Your experience with gardening then and now is quite similar to mine. We have no lawn, just a yarden front and back. We moved in 16 years ago and spent much time roto-tilling and digging up Bermuda grass, aka Devil Weed. It was the closest LA has been to a watering restriction regime in the 20 years I've been here, and we planted accordingly, beginning that late fall. Trees, shrubs, bougainvillea, roses and on and on. I spent the first spring on my knees planting 20 flats of gazanias; I am convinced it saved the life of my new boss.

Time has passed, our ideas and the microclimates have changed as things have grown or died out. The first year or so after I burnt out, I spent a lot of time in the garden in fits and spurts. We dug and laid a big brick patio, put up a huge arbor and a ramada over the back patio doors and stairs.

But since Mom got sick in 2004 and I found knitting, the garden has fallen to poor DH to maintain. Several times we've started a hunt for some professional help in updating the nearly-nonexistent watering system, laying out proper beds and so on. Oddly, they've all failed to get back to us before we lost interest. ???

All that just to say, you're not alone in being a lapsed gardener. If I get involved in a project with DH, I'll stick with it, but on a regular basis I'd sooner knit, TYVM.
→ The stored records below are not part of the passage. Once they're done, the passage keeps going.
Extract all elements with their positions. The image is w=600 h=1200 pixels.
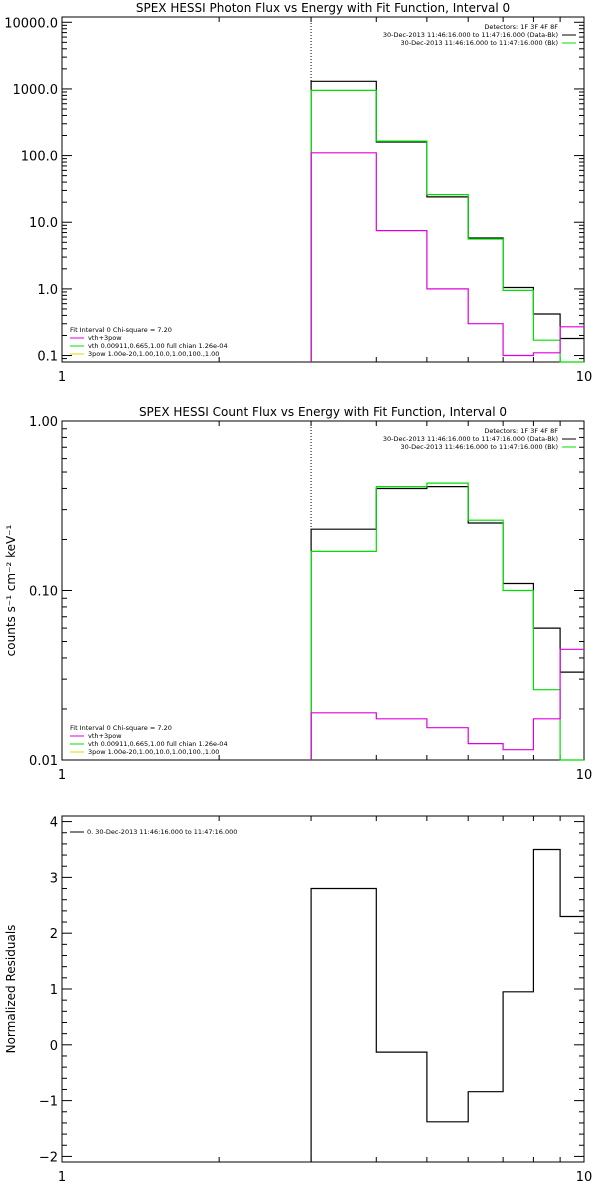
y-tick-label: 1000.0: [13, 83, 59, 98]
legend-top-line: 30-Dec-2013 11:46:16.000 to 11:47:16.000…: [383, 435, 558, 443]
legend-fit-line: vth+3pow: [88, 732, 122, 740]
x-tick-label: 10: [576, 370, 593, 385]
chart-title: SPEX HESSI Photon Flux vs Energy with Fi…: [136, 1, 510, 15]
y-axis-label: counts s⁻¹ cm⁻² keV⁻¹: [4, 524, 18, 656]
legend-fit-line: Fit Interval 0 Chi-square = 7.20: [70, 326, 172, 334]
legend-top-line: Detectors: 1F 3F 4F 8F: [484, 23, 558, 31]
chart-panel-1: SPEX HESSI Photon Flux vs Energy with Fi…: [4, 1, 592, 385]
series-1-histogram: [310, 848, 584, 1162]
y-tick-label: 100.0: [21, 150, 58, 165]
series-2-histogram: [310, 89, 584, 363]
plot-frame: [61, 16, 585, 363]
y-tick-label: 1: [50, 983, 58, 998]
y-tick-label: 4: [50, 816, 58, 831]
legend-fit-line: vth 0.00911,0.665,1.00 full chian 1.26e-…: [88, 342, 228, 350]
legend-fit-line: vth 0.00911,0.665,1.00 full chian 1.26e-…: [88, 740, 228, 748]
y-tick-label: 1.0: [37, 283, 58, 298]
y-tick-label: 0: [50, 1039, 58, 1054]
y-tick-label: 3: [50, 871, 58, 886]
legend-fit-line: vth+3pow: [88, 334, 122, 342]
y-tick-label: 10000.0: [4, 16, 58, 31]
y-tick-label: 0.10: [29, 585, 58, 600]
y-tick-label: 2: [50, 927, 58, 942]
x-tick-label: 1: [58, 370, 66, 385]
y-tick-label: 10.0: [29, 216, 58, 231]
legend-top-line: 30-Dec-2013 11:46:16.000 to 11:47:16.000…: [401, 443, 559, 451]
x-tick-label: 10: [576, 768, 593, 783]
x-tick-label: 1: [58, 768, 66, 783]
y-tick-label: 1.00: [29, 415, 58, 430]
chart-title: SPEX HESSI Count Flux vs Energy with Fit…: [139, 405, 507, 419]
chart-panel-2: SPEX HESSI Count Flux vs Energy with Fit…: [4, 405, 592, 783]
y-tick-label: 0.01: [29, 754, 58, 769]
series-3-histogram: [310, 152, 584, 362]
y-axis-label: Normalized Residuals: [4, 925, 18, 1054]
plot-frame: [61, 815, 585, 1163]
x-tick-label: 10: [576, 1170, 593, 1185]
chart-panel-3: 1 10 −2 −1 0 1 2 3 4 Normalized Residuals 0. 30-De…: [4, 815, 593, 1185]
legend-fit-line: 3pow 1.00e-20,1.00,10.0,1.00,100.,1.00: [88, 350, 219, 358]
legend-top-line: Detectors: 1F 3F 4F 8F: [484, 427, 558, 435]
y-tick-label: −2: [39, 1150, 58, 1165]
y-tick-label: −1: [39, 1095, 58, 1110]
legend-top-line: 30-Dec-2013 11:46:16.000 to 11:47:16.000…: [401, 39, 559, 47]
legend-line: 0. 30-Dec-2013 11:46:16.000 to 11:47:16.…: [87, 828, 237, 836]
series-1-histogram: [310, 80, 584, 362]
legend-fit-line: 3pow 1.00e-20,1.00,10.0,1.00,100.,1.00: [88, 748, 219, 756]
series-3-histogram: [310, 648, 584, 760]
legend-fit-line: Fit Interval 0 Chi-square = 7.20: [70, 724, 172, 732]
legend-top-line: 30-Dec-2013 11:46:16.000 to 11:47:16.000…: [383, 31, 558, 39]
y-tick-label: 0.1: [37, 350, 58, 365]
x-tick-label: 1: [58, 1170, 66, 1185]
series-2-histogram: [310, 482, 584, 761]
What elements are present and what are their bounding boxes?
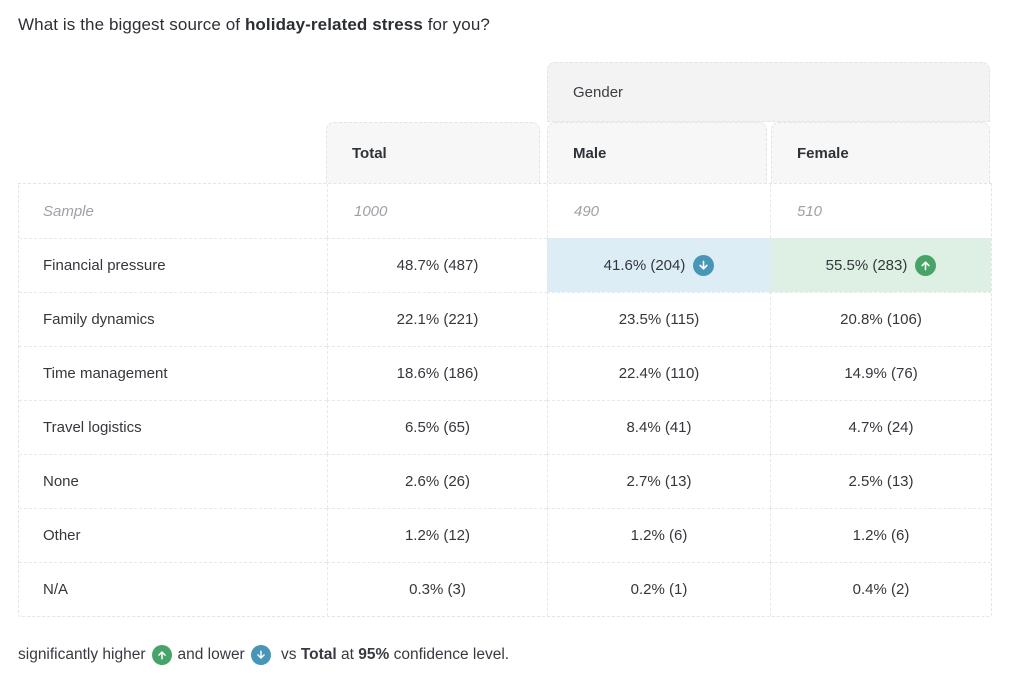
sample-male-value: 490 (547, 184, 770, 238)
male-value-cell: 1.2% (6) (547, 508, 770, 562)
total-value-cell: 6.5% (65) (327, 400, 547, 454)
female-value-cell: 0.4% (2) (770, 562, 991, 616)
total-value-cell: 18.6% (186) (327, 346, 547, 400)
legend-up-icon (151, 645, 172, 665)
column-header-spacer (18, 122, 326, 183)
column-header-female: Female (771, 122, 990, 183)
row-label: Financial pressure (19, 238, 327, 292)
row-label: Family dynamics (19, 292, 327, 346)
row-label: N/A (19, 562, 327, 616)
legend-confidence-bold: 95% (358, 646, 390, 663)
column-header-male-label: Male (573, 144, 607, 162)
total-value-cell: 1.2% (12) (327, 508, 547, 562)
female-value-cell: 2.5% (13) (770, 454, 991, 508)
significance-legend: significantly higher and lower vs Total … (18, 645, 992, 665)
table-body: Sample 1000 490 510 Financial pressure 4… (18, 183, 992, 617)
sample-female-value: 510 (770, 184, 991, 238)
group-header-spacer (18, 62, 546, 122)
total-value-cell: 48.7% (487) (327, 238, 547, 292)
row-label: Travel logistics (19, 400, 327, 454)
total-value-cell: 22.1% (221) (327, 292, 547, 346)
sample-total-value: 1000 (327, 184, 547, 238)
female-value-cell: 20.8% (106) (770, 292, 991, 346)
male-value-cell: 8.4% (41) (547, 400, 770, 454)
legend-tail-text: confidence level. (389, 646, 510, 663)
crosstab-table: Gender Total Male Female Sample 1000 490… (18, 62, 992, 617)
male-value-cell: 23.5% (115) (547, 292, 770, 346)
male-value-text: 41.6% (204) (603, 257, 686, 274)
female-value-cell: 14.9% (76) (770, 346, 991, 400)
title-suffix: for you? (422, 15, 490, 34)
total-value-cell: 2.6% (26) (327, 454, 547, 508)
male-value-cell: 22.4% (110) (547, 346, 770, 400)
female-value-cell: 4.7% (24) (770, 400, 991, 454)
sample-row-label: Sample (43, 202, 94, 220)
legend-higher-text: significantly higher (18, 646, 146, 663)
female-value-text: 55.5% (283) (825, 257, 908, 274)
female-value-cell-significant-higher: 55.5% (283) (770, 238, 991, 292)
column-header-total: Total (326, 122, 540, 183)
legend-lower-text: and lower (177, 646, 245, 663)
group-header-row: Gender (18, 62, 992, 122)
legend-down-icon (250, 645, 271, 665)
row-label: None (19, 454, 327, 508)
male-value-cell: 0.2% (1) (547, 562, 770, 616)
male-value-cell-significant-lower: 41.6% (204) (547, 238, 770, 292)
male-value-cell: 2.7% (13) (547, 454, 770, 508)
group-header-gender: Gender (547, 62, 990, 122)
significance-down-icon (693, 255, 715, 276)
row-label: Time management (19, 346, 327, 400)
legend-vs-text: vs (276, 646, 301, 663)
title-emphasis: holiday-related stress (244, 15, 423, 34)
legend-total-bold: Total (300, 646, 337, 663)
group-header-label: Gender (573, 83, 624, 101)
total-value-cell: 0.3% (3) (327, 562, 547, 616)
column-header-female-label: Female (797, 144, 849, 162)
page-title: What is the biggest source of holiday-re… (18, 13, 992, 36)
column-header-total-label: Total (352, 144, 387, 162)
row-label: Other (19, 508, 327, 562)
significance-up-icon (915, 255, 937, 276)
column-header-male: Male (547, 122, 767, 183)
title-prefix: What is the biggest source of (18, 15, 245, 34)
column-header-row: Total Male Female (18, 122, 992, 183)
legend-at-text: at (336, 646, 359, 663)
report-page: What is the biggest source of holiday-re… (18, 13, 992, 665)
female-value-cell: 1.2% (6) (770, 508, 991, 562)
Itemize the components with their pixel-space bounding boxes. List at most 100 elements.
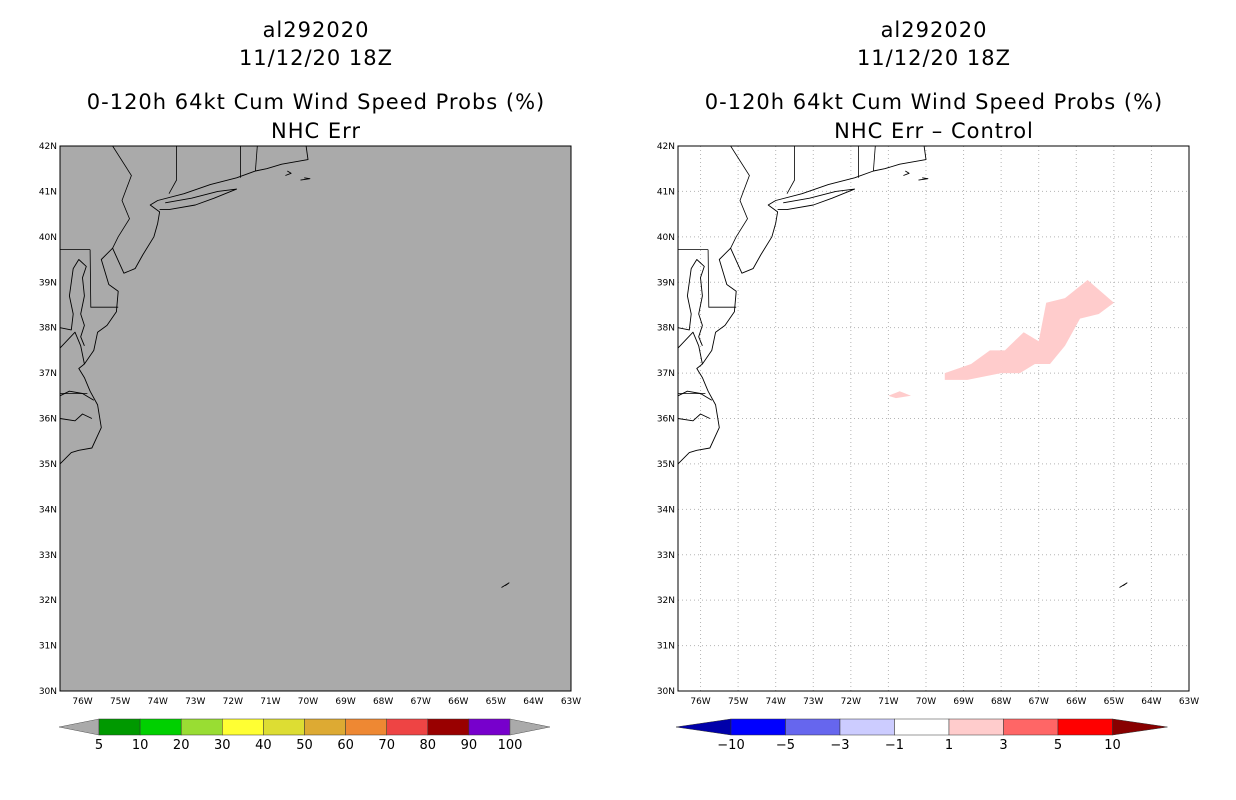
colorbar-segment [98, 718, 141, 736]
right-storm-id: al292020 [880, 18, 988, 42]
coastline [677, 331, 703, 365]
coastline [59, 259, 87, 346]
colorbar-segment [386, 718, 429, 736]
colorbar-label: 90 [461, 738, 478, 753]
left-product-title: 0-120h 64kt Cum Wind Speed Probs (%) [86, 90, 546, 114]
colorbar-label: −3 [830, 738, 849, 753]
lon-tick-label: 74W [148, 697, 168, 707]
lon-tick-label: 74W [766, 697, 786, 707]
probability-difference-area [944, 280, 1114, 380]
left-storm-id: al292020 [262, 18, 370, 42]
left-map-panel: 42N 41N 40N 39N 38N 37N 36N 35N 34N 33N 32N 31N 30N 7… [39, 142, 581, 707]
colorbar-label: −1 [885, 738, 904, 753]
lat-tick-label: 41N [657, 187, 675, 197]
colorbar-segment [894, 718, 950, 736]
colorbar-high-end [509, 718, 551, 736]
lat-tick-label: 40N [39, 233, 57, 243]
right-subtitle: NHC Err – Control [834, 119, 1034, 143]
probability-difference-area [888, 391, 911, 399]
coastline [501, 582, 510, 588]
coastline [59, 145, 309, 465]
colorbar-label: 3 [999, 738, 1007, 753]
colorbar-label: 5 [1054, 738, 1062, 753]
colorbar-segment [222, 718, 264, 736]
lon-tick-label: 68W [373, 697, 393, 707]
lat-tick-label: 30N [657, 687, 675, 697]
colorbar-label: 40 [255, 738, 272, 753]
lat-tick-label: 40N [657, 233, 675, 243]
lat-tick-label: 36N [39, 415, 57, 425]
right-map-panel: 42N 41N 40N 39N 38N 37N 36N 35N 34N 33N 32N 31N 30N 7… [657, 142, 1199, 707]
coastline [677, 413, 711, 422]
lat-tick-label: 37N [39, 369, 57, 379]
lon-tick-label: 64W [1141, 697, 1161, 707]
colorbar-label: 10 [132, 738, 149, 753]
lon-tick-label: 63W [1179, 697, 1199, 707]
colorbar-label: 60 [337, 738, 354, 753]
colorbar-segment [468, 718, 511, 736]
lon-tick-label: 65W [1104, 697, 1124, 707]
colorbar-label: 100 [498, 738, 523, 753]
colorbar-label: 70 [378, 738, 395, 753]
coastline [59, 413, 93, 422]
coastline [1119, 582, 1128, 588]
colorbar-segment [427, 718, 470, 736]
right-product-title: 0-120h 64kt Cum Wind Speed Probs (%) [704, 90, 1164, 114]
lon-tick-label: 66W [448, 697, 468, 707]
state-border [786, 146, 795, 194]
colorbar-segment [1057, 718, 1113, 736]
left-datetime: 11/12/20 18Z [238, 46, 394, 70]
coastline [300, 177, 311, 181]
lon-tick-label: 69W [335, 697, 355, 707]
lon-tick-label: 76W [72, 697, 92, 707]
colorbar-label: 5 [95, 738, 103, 753]
lon-tick-label: 72W [841, 697, 861, 707]
state-border [89, 249, 119, 308]
colorbar-low-end [675, 718, 732, 736]
colorbar-segment [345, 718, 387, 736]
lat-tick-label: 38N [657, 324, 675, 334]
lat-tick-label: 37N [657, 369, 675, 379]
coastline [285, 170, 292, 176]
lon-tick-label: 63W [561, 697, 581, 707]
left-map-background [60, 146, 571, 691]
colorbar-label: 30 [214, 738, 231, 753]
lon-tick-label: 72W [223, 697, 243, 707]
lon-tick-label: 70W [916, 697, 936, 707]
lon-tick-label: 71W [260, 697, 280, 707]
colorbar-label: 10 [1104, 738, 1121, 753]
lon-tick-label: 73W [803, 697, 823, 707]
state-border [112, 145, 132, 249]
colorbar-label: −5 [776, 738, 795, 753]
coastline [59, 331, 85, 365]
lat-tick-label: 32N [39, 596, 57, 606]
right-map-background [678, 146, 1189, 691]
state-border [873, 145, 876, 172]
lat-tick-label: 42N [39, 142, 57, 152]
colorbar-label: −10 [717, 738, 744, 753]
colorbar-label: 20 [173, 738, 190, 753]
coastline [777, 188, 856, 211]
lat-tick-label: 31N [657, 642, 675, 652]
right-datetime: 11/12/20 18Z [856, 46, 1012, 70]
lat-tick-label: 34N [657, 505, 675, 515]
lat-tick-label: 33N [657, 551, 675, 561]
colorbar-segment [263, 718, 305, 736]
lon-tick-label: 69W [953, 697, 973, 707]
colorbar-label: 50 [296, 738, 313, 753]
colorbar-segment [304, 718, 346, 736]
colorbar-segment [785, 718, 841, 736]
colorbar-segment [948, 718, 1004, 736]
left-subtitle: NHC Err [270, 119, 361, 143]
right-map-frame [677, 145, 1190, 692]
lon-tick-label: 64W [523, 697, 543, 707]
lat-tick-label: 41N [39, 187, 57, 197]
lon-tick-label: 65W [486, 697, 506, 707]
state-border [255, 145, 258, 172]
lat-tick-label: 39N [657, 278, 675, 288]
lon-tick-label: 75W [110, 697, 130, 707]
colorbar-segment [180, 718, 223, 736]
state-border [707, 249, 737, 308]
colorbar-segment [730, 718, 786, 736]
lat-tick-label: 35N [39, 460, 57, 470]
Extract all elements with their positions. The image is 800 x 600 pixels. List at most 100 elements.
Neither Flora nor St Fiacre, goddess and saint of gardeners respectively, will hold it against you. That's what I believe, anyway; I'm doing more than trying to grow a big plot of a high-water plant (grass) in a semi-desert. There's good karma in doing that. And for you, too.

CatBookMom said...

I forgot to mention that we've set up a garden area for Frank, also called St Francis, represented by a little statue. Frank's Garden has lavenders, a deep pink salvia and a big lemon verbena, plus a yearling Japanese maple. I think he likes it here.

smariek said...

Beautiful photos! I'll admit I am not a very good gardener myself, and am surprised that what little plant life lives here has survived at all.

Anonymous said...

What a stunning yellow. I love it. kelly

claflamme said...

I almost forgot to post.... I received my yarn from you literally as I was leaving town the other day, so couldn't thank you then. I had time for a quick peek and was more than impressed! I wanted to cast on the astrolomeria (yeah, however you spell that!) right away. It's beautiful, Jayne! I'm going to go take another peek to refresh my memory. I've also got my eye on some of the sockyarns listed now. Must. Behave. At least until payday. =)

jayne said...

I feel very understood, CBM, thanks!

My avid gardener former-friend has quite a large St. Frankie in her garden. I think he is a nice addition to any garden.

Yay, Corey, glad you got your yarn!

Life's a Stitch said...

We have some of that in our garden, a cutting given to us by a neighbour before he went into assisted living. It's a good thing it's hardy as I have a purple thumb,
Li

CatBookMom said...

Thank you for a birthday inspiration! DH's birthday is next Tuesday, and although I've come up with tickets to a great jazz event at Disney Hall, that's not till May. I googled my way to info on St Fiacre as a garden statue, and one is on its way here. Apparently he has a special intention for male gardeners who grow veggies - DH has a dozen tomatoes growing every year, lol!!